We have already started to see this in Dubai and the United Arab Emirates, where mega IPOs have attracted record subscriptions. Basically, given historical and current monetary policy, the prices of certain segments of real estate have become more correlated to the money supply rather than to the “replacement value theory”, which is the only reference which anchors prices in the medium and long term. If one imagines that institutional developers are building luxury housing using cheap finance, the obvious imperative is the expected profit margins rather than the resulting rental yields, the latter being far too low in this sector, to begin with.

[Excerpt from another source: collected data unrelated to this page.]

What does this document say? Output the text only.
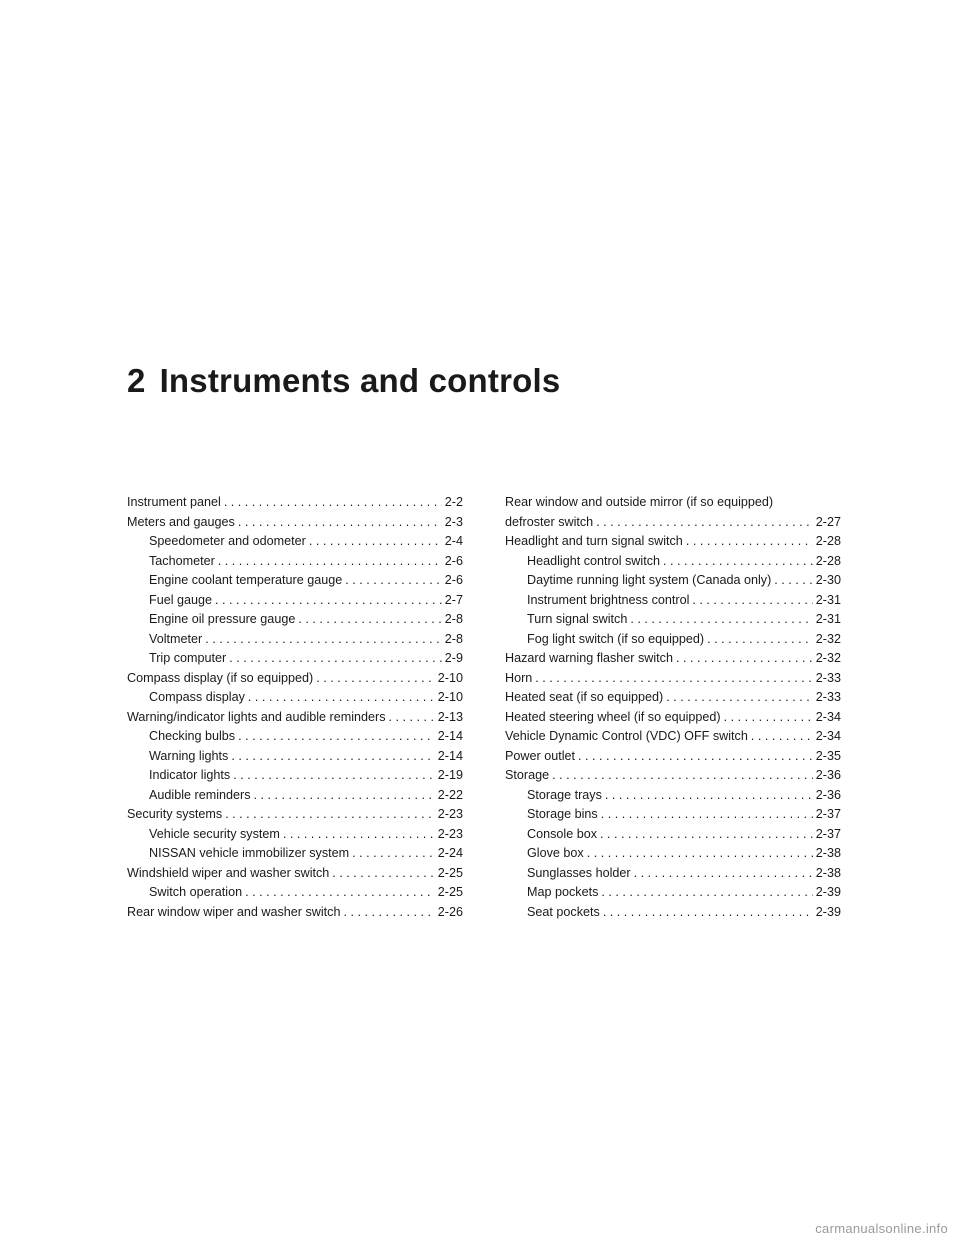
2 Instruments and controls
Instrument panel . . .	2-2
Meters and gauges . . .	2-3
Speedometer and odometer . . .	2-4
Tachometer . . .	2-6
Engine coolant temperature gauge . . .	2-6
Fuel gauge . . .	2-7
Engine oil pressure gauge . . .	2-8
Voltmeter . . .	2-8
Trip computer . . .	2-9
Compass display (if so equipped) . . .	2-10
Compass display . . .	2-10
Warning/indicator lights and audible reminders . . .	2-13
Checking bulbs . . .	2-14
Warning lights . . .	2-14
Indicator lights . . .	2-19
Audible reminders . . .	2-22
Security systems . . .	2-23
Vehicle security system . . .	2-23
NISSAN vehicle immobilizer system . . .	2-24
Windshield wiper and washer switch . . .	2-25
Switch operation . . .	2-25
Rear window wiper and washer switch . . .	2-26
Rear window and outside mirror (if so equipped)
defroster switch . . .	2-27
Headlight and turn signal switch . . .	2-28
Headlight control switch . . .	2-28
Daytime running light system (Canada only) . . .	2-30
Instrument brightness control . . .	2-31
Turn signal switch . . .	2-31
Fog light switch (if so equipped) . . .	2-32
Hazard warning flasher switch . . .	2-32
Horn . . .	2-33
Heated seat (if so equipped) . . .	2-33
Heated steering wheel (if so equipped) . . .	2-34
Vehicle Dynamic Control (VDC) OFF switch . . .	2-34
Power outlet . . .	2-35
Storage . . .	2-36
Storage trays . . .	2-36
Storage bins . . .	2-37
Console box . . .	2-37
Glove box . . .	2-38
Sunglasses holder . . .	2-38
Map pockets . . .	2-39
Seat pockets . . .	2-39
carmanualsonline.info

With interest rates and input costs rising, such moves are beginning to look riskier, with the margin of safety beginning to evaporate. On the pricing side, as the supply of existing and near-ready units grows, buyers find themselves with an increasing array of choices, negating any “judgment rush” effect that has dominated the landscape over the past the last year. Similar to a candle lit on both sides, the only conclusion to expect is that prices will begin to decline and correct (a phenomenon that is already in its infancy),
Note that the story is not about the oversupply, but rather about the prospects for easy funding coming to an end. This heralds a paradigm shift towards more income-generating assets, something investors are forced to contend with for the first time in over a decade and a half. The need for opulence and wide open spaces will always be a factor as the wealth effect begins to build. Moreover, as Dubai continues its march towards a global destination, luxury real estate is unlikely to go through a contraction price cycle that was evident in 2008-10.
Family offices and institutional investors are increasingly likely to bring a sense of balance by building and holding assets that offer income-generating opportunities with a significant margin of safety given inflationary headwinds. and interest rates. This reallocation of capital heralds new opportunities for new owners as well as passive investors in other segments of the real estate industry.